A nurse whose husband’s sudden death eight years ago prompted her to start raising funds for charity is now preparing to help hungry children — here and in Africa.

Gaynell Hayward’s firefighter husband John died of a massive heart attack aged 44 on May 30, 1999. Since then the former Nurse of the Year, from Southampton, has raised thousands of dollars for Bermuda Heart Foundation by running a half-marathon and holding charity golf tournaments.

Last year, with the help of Bermuda Nurses’ Association, the 50-year-old raised $23,000 for needy children in Niger. Now the mother-of-two and grandmother-of-one has turned her attention to hungry youngsters closer to home.

This year she — again backed by the association — is hoping to top last year’s amount in aid of two projects: a school feeding programme in Bermuda and a community orphanage opened in memory of her late husband in Kenya.

The feeding programme was set up four years ago by volunteers from Southampton Seventh-Day Adventist Church after reports of children attending school without breakfast.

It now provides breakfasts and lunches for youngsters at several schools in the West End and St. David’s at a cost of between $1,500 and $1,800 a month. The scheme, which is thought to have raised pupil attainment levels, is paid for by the church and fundraising efforts.

Correne Dummett, who co-ordinates the provision of meals, said there were always more hungry children than budgeted for at the start of the year.

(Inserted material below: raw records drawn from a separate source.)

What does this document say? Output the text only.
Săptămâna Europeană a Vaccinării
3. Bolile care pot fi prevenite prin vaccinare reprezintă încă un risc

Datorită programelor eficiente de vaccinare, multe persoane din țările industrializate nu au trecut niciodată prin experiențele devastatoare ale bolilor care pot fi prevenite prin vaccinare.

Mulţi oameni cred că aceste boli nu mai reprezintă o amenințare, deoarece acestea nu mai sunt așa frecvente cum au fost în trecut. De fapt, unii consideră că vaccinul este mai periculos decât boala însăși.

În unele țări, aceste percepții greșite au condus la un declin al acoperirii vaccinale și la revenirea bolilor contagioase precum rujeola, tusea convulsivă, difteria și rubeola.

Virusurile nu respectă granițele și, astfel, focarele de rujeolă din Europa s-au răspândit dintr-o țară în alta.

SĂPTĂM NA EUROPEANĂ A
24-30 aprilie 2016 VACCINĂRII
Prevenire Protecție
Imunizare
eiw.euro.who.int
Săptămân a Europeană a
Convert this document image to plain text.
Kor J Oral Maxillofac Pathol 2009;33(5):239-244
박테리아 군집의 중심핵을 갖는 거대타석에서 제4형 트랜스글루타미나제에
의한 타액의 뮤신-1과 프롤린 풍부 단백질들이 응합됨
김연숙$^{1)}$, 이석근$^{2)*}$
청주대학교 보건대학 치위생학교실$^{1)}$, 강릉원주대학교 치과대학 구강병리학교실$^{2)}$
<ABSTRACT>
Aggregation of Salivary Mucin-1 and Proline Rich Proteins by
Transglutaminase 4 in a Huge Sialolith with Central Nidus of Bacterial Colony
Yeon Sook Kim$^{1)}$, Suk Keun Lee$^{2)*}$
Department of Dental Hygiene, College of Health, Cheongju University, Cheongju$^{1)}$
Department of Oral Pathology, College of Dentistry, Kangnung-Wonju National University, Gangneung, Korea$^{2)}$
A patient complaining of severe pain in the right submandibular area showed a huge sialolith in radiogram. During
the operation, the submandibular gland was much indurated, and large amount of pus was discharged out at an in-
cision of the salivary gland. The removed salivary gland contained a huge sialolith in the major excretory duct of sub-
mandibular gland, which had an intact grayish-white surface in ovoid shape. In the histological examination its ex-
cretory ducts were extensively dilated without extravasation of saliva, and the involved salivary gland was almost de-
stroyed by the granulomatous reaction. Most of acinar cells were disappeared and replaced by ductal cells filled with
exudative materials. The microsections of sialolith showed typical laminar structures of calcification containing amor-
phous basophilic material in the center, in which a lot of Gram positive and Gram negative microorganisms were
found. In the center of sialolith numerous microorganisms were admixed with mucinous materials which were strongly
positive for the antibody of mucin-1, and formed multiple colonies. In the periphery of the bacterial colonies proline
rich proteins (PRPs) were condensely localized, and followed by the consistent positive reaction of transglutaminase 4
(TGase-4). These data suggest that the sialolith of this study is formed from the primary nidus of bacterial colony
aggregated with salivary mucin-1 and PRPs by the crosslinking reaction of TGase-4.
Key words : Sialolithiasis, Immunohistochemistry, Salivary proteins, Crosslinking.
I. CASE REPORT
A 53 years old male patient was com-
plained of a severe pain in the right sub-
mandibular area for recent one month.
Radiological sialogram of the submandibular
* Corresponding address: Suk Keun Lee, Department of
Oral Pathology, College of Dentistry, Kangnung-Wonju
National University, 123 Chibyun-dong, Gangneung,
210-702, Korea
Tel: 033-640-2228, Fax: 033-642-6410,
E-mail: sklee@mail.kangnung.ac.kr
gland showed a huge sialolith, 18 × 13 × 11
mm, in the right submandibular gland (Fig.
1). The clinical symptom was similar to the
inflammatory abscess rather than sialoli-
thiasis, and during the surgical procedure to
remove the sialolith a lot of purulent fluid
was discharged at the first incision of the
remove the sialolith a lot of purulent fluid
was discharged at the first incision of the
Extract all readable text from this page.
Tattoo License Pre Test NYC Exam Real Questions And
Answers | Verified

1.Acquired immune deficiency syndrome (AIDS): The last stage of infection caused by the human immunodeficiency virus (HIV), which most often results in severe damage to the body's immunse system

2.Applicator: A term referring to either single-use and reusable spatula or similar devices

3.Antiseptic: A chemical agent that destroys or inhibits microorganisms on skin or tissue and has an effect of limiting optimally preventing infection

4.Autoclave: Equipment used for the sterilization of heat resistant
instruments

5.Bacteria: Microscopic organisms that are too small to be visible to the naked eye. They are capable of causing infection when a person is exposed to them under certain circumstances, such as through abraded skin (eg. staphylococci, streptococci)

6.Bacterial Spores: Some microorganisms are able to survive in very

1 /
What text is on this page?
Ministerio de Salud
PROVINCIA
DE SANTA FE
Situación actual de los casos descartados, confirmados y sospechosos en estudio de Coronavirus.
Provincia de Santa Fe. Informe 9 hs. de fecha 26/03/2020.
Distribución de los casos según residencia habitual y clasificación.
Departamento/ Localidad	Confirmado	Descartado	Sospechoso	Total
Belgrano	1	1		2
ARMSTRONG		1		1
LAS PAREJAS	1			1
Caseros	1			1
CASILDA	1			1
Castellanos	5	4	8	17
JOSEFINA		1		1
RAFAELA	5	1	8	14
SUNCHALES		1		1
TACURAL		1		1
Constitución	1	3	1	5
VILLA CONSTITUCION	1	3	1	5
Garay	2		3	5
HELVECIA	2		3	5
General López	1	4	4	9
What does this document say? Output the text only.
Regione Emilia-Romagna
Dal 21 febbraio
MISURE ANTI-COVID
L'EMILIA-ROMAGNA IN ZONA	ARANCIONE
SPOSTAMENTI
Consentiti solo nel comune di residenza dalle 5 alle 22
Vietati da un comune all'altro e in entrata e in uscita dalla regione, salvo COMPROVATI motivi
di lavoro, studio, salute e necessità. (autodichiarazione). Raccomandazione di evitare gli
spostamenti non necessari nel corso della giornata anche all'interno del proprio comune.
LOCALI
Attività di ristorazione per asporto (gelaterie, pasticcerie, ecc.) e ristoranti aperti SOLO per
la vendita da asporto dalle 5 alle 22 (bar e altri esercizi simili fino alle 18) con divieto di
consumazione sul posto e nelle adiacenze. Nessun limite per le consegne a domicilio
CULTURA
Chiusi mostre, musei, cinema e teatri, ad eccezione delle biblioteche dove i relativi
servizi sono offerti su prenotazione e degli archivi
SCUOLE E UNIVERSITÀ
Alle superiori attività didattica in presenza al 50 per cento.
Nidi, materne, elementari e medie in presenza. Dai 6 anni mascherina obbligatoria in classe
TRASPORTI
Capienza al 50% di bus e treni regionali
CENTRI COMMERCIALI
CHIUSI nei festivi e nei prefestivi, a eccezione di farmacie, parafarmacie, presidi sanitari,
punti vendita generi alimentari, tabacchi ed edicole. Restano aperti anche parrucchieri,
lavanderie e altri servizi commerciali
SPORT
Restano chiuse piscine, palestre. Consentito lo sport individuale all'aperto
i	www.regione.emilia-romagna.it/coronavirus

“You think of everybody here as being very well off,” she said. “We don’t think there is poverty here but I have really learnt a lot. If we just help one child the whole thing is worthwhile.”

The Kenyan project — named the Hayward Community Orphanage — was launched in 2000 by Tabitha Osiany to help 200 children whose parents died of AIDS. It now cares for more than 800 orphans and needs cash to educate, feed and provide medication for them and train health workers.

Ms Osiany trained as a nurse in Jamaica with Mrs. Hayward in the 1970s and became good friends with her and her husband. “She was really very fond of him,” said Mrs. Hayward, programme manager of the women’s clinic at the Department of Health.

“When he died she wanted to do something in his memory.

“He was a very low-key person. I think he’d be more embarrassed than proud to know that this had his name. Even in terms of the fundraising he would have said ‘honey, all that fuss is not necessary’. But I see the need to do it.”

This year’s fundraising drive will be launched in May, when it is both international Nurses’ Week (May 6 to 13) and AIDS Awareness Month.

The association is offering to hold talks at schools on the feeding programme and orphanage and students are being asked to pay two dollars to wear red T-shirts to school on May 25 to symbolise the fight against AIDS and HIV.

A charity golf tournament will be held at Belmont on June 10 and Mrs. Hayward hopes businesses will support this year’s drive.

She said: “I’ve always had a passion for children because I feel that they are our most valuable resource and we need to provide for their needs so that they can be nurtured and grow up to contribute to our society.”